松岡ゆかりの話

久しぶりに友達のことを書いてみようかな。
松岡ゆかりのこと。

彼女は親友だ。ただの親友ではなくって、その後ろには
悪友、戦友、諸々繋がっていて、一言で済ませられるような人ではなく、
90年代半ばから続く、一種のワーキングパートナーでもある。

高田馬場にホットハウスという世にも小さなジャズの店があって、
そこでは昔、ボーカル・ジャムセッションというのが月一のペースで開かれていて
吉田桂一さんと佐々木悌二さんがリーダーだった。(非常に贅沢な光景でしょ?)
そこで知り合って以来の仲なわけだが、
あのセッションは、1年半だか2年ぐらい続いたのかな?
その辺りの記憶は怪しいけれども、とても濃い時間が流れていたと思うし、
ボーカルを中心にしたセッションの先駆者であり、火付け役だった。

当時にして20名を超える人が集まってしまうとお店は一杯。
3、4人はバーカウンターの内側で立っていないとダメな状態。
聴くのが専門のお客様も若干いらしたので
集まった人の全てがボーカルというわけではなかったけれども、
そういう日も多分あったと思う。
そんな集団の中に居た松岡ゆかりっていうのは、
一番、頑なと言えばいいのかな、スイングさせるのが命!みたいな、
全身で歌うような感じで、スイングして気持ちよく歌えている時の
あの幸せそうな顔や、今一シックリこなかった直後の不満そうな顔は、
忘れろといっても忘れられないと思う(笑)。
いい意味で荒削りというか、とにかく20数名の歌の中では目立った
(ワタシには目立って映った。
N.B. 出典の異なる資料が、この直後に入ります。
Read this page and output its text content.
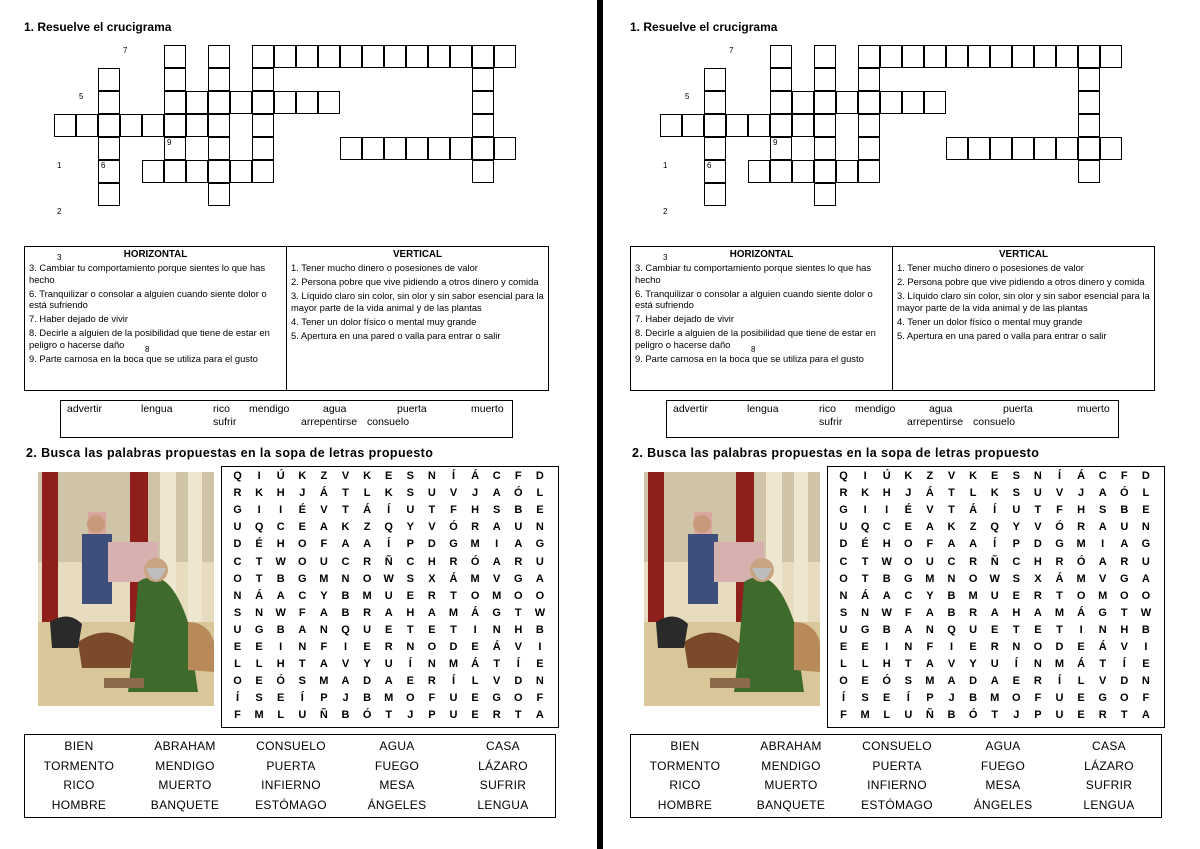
1. Resuelve el crucigrama
1
2
3
5
6
7
8
9
HORIZONTAL
3. Cambiar tu comportamiento porque sientes lo que has hecho
6. Tranquilizar o consolar a alguien cuando siente dolor o está sufriendo
7. Haber dejado de vivir
8. Decirle a alguien de la posibilidad que tiene de estar en peligro o hacerse daño
9. Parte carnosa en la boca que se utiliza para el gusto
VERTICAL
1. Tener mucho dinero o posesiones de valor
2. Persona pobre que vive pidiendo a otros dinero y comida
3. Líquido claro sin color, sin olor y sin sabor esencial para la mayor parte de la vida animal y de las plantas
4. Tener un dolor físico o mental muy grande
5. Apertura en una pared o valla para entrar o salir
advertir	lengua	rico mendigo	agua	puerta	muerto
sufrir	arrepentirse consuelo
2. Busca las palabras propuestas en la sopa de letras propuesto
Q	I	Ú	K	Z	V	K	E	S	N	Í	Á	C	F	D
R	K	H	J	Á	T	L	K	S	U	V	J	A	Ó	L
G	I	I	É	V	T	Á	Í	U	T	F	H	S	B	E
U	Q	C	E	A	K	Z	Q	Y	V	Ó	R	A	U	N
D	É	H	O	F	A	A	Í	P	D	G	M	I	A	G
C	T	W	O	U	C	R	Ñ	C	H	R	Ó	A	R	U
O	T	B	G	M	N	O	W	S	X	Á	M	V	G	A
N	Á	A	C	Y	B	M	U	E	R	T	O	M	O	O
S	N	W	F	A	B	R	A	H	A	M	Á	G	T	W
U	G	B	A	N	Q	U	E	T	E	T	I	N	H	B
E	E	I	N	F	I	E	R	N	O	D	E	Á	V	I
L	L	H	T	A	V	Y	U	Í	N	M	Á	T	Í	E
O	E	Ó	S	M	A	D	A	E	R	Í	L	V	D	N
Í	S	E	Í	P	J	B	M	O	F	U	E	G	O	F
F	M	L	U	Ñ	B	Ó	T	J	P	U	E	R	T	A
BIEN	ABRAHAM	CONSUELO	AGUA	CASA
TORMENTO	MENDIGO	PUERTA	FUEGO	LÁZARO
RICO	MUERTO	INFIERNO	MESA	SUFRIR
HOMBRE	BANQUETE	ESTÓMAGO	ÁNGELES	LENGUA
1. Resuelve el crucigrama
1
2
3
5
6
7
8
9
HORIZONTAL
3. Cambiar tu comportamiento porque sientes lo que has hecho
6. Tranquilizar o consolar a alguien cuando siente dolor o está sufriendo
7. Haber dejado de vivir
8. Decirle a alguien de la posibilidad que tiene de estar en peligro o hacerse daño
9. Parte carnosa en la boca que se utiliza para el gusto
VERTICAL
1. Tener mucho dinero o posesiones de valor
2. Persona pobre que vive pidiendo a otros dinero y comida
3. Líquido claro sin color, sin olor y sin sabor esencial para la mayor parte de la vida animal y de las plantas
4. Tener un dolor físico o mental muy grande
5. Apertura en una pared o valla para entrar o salir
advertir	lengua	rico mendigo	agua	puerta	muerto
sufrir	arrepentirse consuelo
2. Busca las palabras propuestas en la sopa de letras propuesto
Q	I	Ú	K	Z	V	K	E	S	N	Í	Á	C	F	D
R	K	H	J	Á	T	L	K	S	U	V	J	A	Ó	L
G	I	I	É	V	T	Á	Í	U	T	F	H	S	B	E
U	Q	C	E	A	K	Z	Q	Y	V	Ó	R	A	U	N
D	É	H	O	F	A	A	Í	P	D	G	M	I	A	G
C	T	W	O	U	C	R	Ñ	C	H	R	Ó	A	R	U
O	T	B	G	M	N	O	W	S	X	Á	M	V	G	A
N	Á	A	C	Y	B	M	U	E	R	T	O	M	O	O
S	N	W	F	A	B	R	A	H	A	M	Á	G	T	W
U	G	B	A	N	Q	U	E	T	E	T	I	N	H	B
E	E	I	N	F	I	E	R	N	O	D	E	Á	V	I
L	L	H	T	A	V	Y	U	Í	N	M	Á	T	Í	E
O	E	Ó	S	M	A	D	A	E	R	Í	L	V	D	N
Í	S	E	Í	P	J	B	M	O	F	U	E	G	O	F
F	M	L	U	Ñ	B	Ó	T	J	P	U	E	R	T	A
BIEN	ABRAHAM	CONSUELO	AGUA	CASA
TORMENTO	MENDIGO	PUERTA	FUEGO	LÁZARO
RICO	MUERTO	INFIERNO	MESA	SUFRIR
HOMBRE	BANQUETE	ESTÓMAGO	ÁNGELES	LENGUA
)
話をどうやって始めたのか記憶にないんだけれども
一端話をしたら、直ぐ打ち解けた気がする。

話をすると、更に彼女の線の濃い、そして真っすぐな、
常に直球勝負な感じがよく分かるんだけれども、
そこには、ふとした拍子に崩れるぐらいナイーブな部分も存在してたりして、
不思議な味のあるヤツだった(笑)。
余談だけれども、そういうところからして
彼女がアビーの音楽に深く惹かれて影響を大きく受けているのもとても自然な気がしてるし、
アビーやシャーリーへの傾倒に、彼女のバンドとしてのサウンドや
本当に歌いたい曲を選ぶ、っていう心意気のようなものが
端を発してるんじゃないかなって思ったり、、、

仲良くなって、色々な話をするにつれ直ぐに思い知らされたのは
彼女がもの凄い努力家で、人の二倍も三倍も努力をしているのが端から見ていて分かるし、
それをひけらかすこともせず、ストイックに惜しみない愛情を音楽に注いでいる点だった。
それは、最初に会った頃から今に至っても、全く変わらず、と言うよりも
以前にも増して、音楽に対する愛情であったり、敬意が深まっているというか。
多分、松岡ゆかりのボキャブラリーの中には、斜に構えるって言葉はないと思う(笑)。

外見的なものや、音楽のルーツ、育った環境やら、
音楽を自分の中に取り込むプロセスなど、我々は、本当に違うと思う。
でも、根底にある「良いものは良い」という考え方と、
「良いものは世に出さなくてはいけない」という信念でがっちり結びついていた。
そして、将来はこういうことを出来るようになりたいね、と
夢も語り合ってきたし、理想と現実の狭間で泣きたくなる日には励ましあってきた。

どれだけの時間が流れたことだろう?

自分らを取り巻く音楽環境はいろいろな意味で変わった。
決して、活動しやすい環境になったとは言い難いけれども、
去年、やっと自分のアルバムが出た。
そして、松岡ゆかりのアルバムが日本で今日、発売になる

我々は、やりたいことを続けることは間違いではないことを身をもって知った。
そして、これからも続けて行けると実感している。


ゆかりちゃん、アルバム発売、おめでとう!

    Song Travels by Yukari Matsuoka Quartet

    一つ、一つの歌が旅であり、その風景であり。
    松岡ゆかりと、彼女の仲間が旅先案内人で、
    12つの旅がアルバムに詰まっている。

    松岡ゆかり、元岡一英、吉田豊、そして横山和明の眼から見た風景を
    アルバムでまず味わってもらって、
    そしてライブに足を運んでくれたら、ワタシもとっても嬉しい。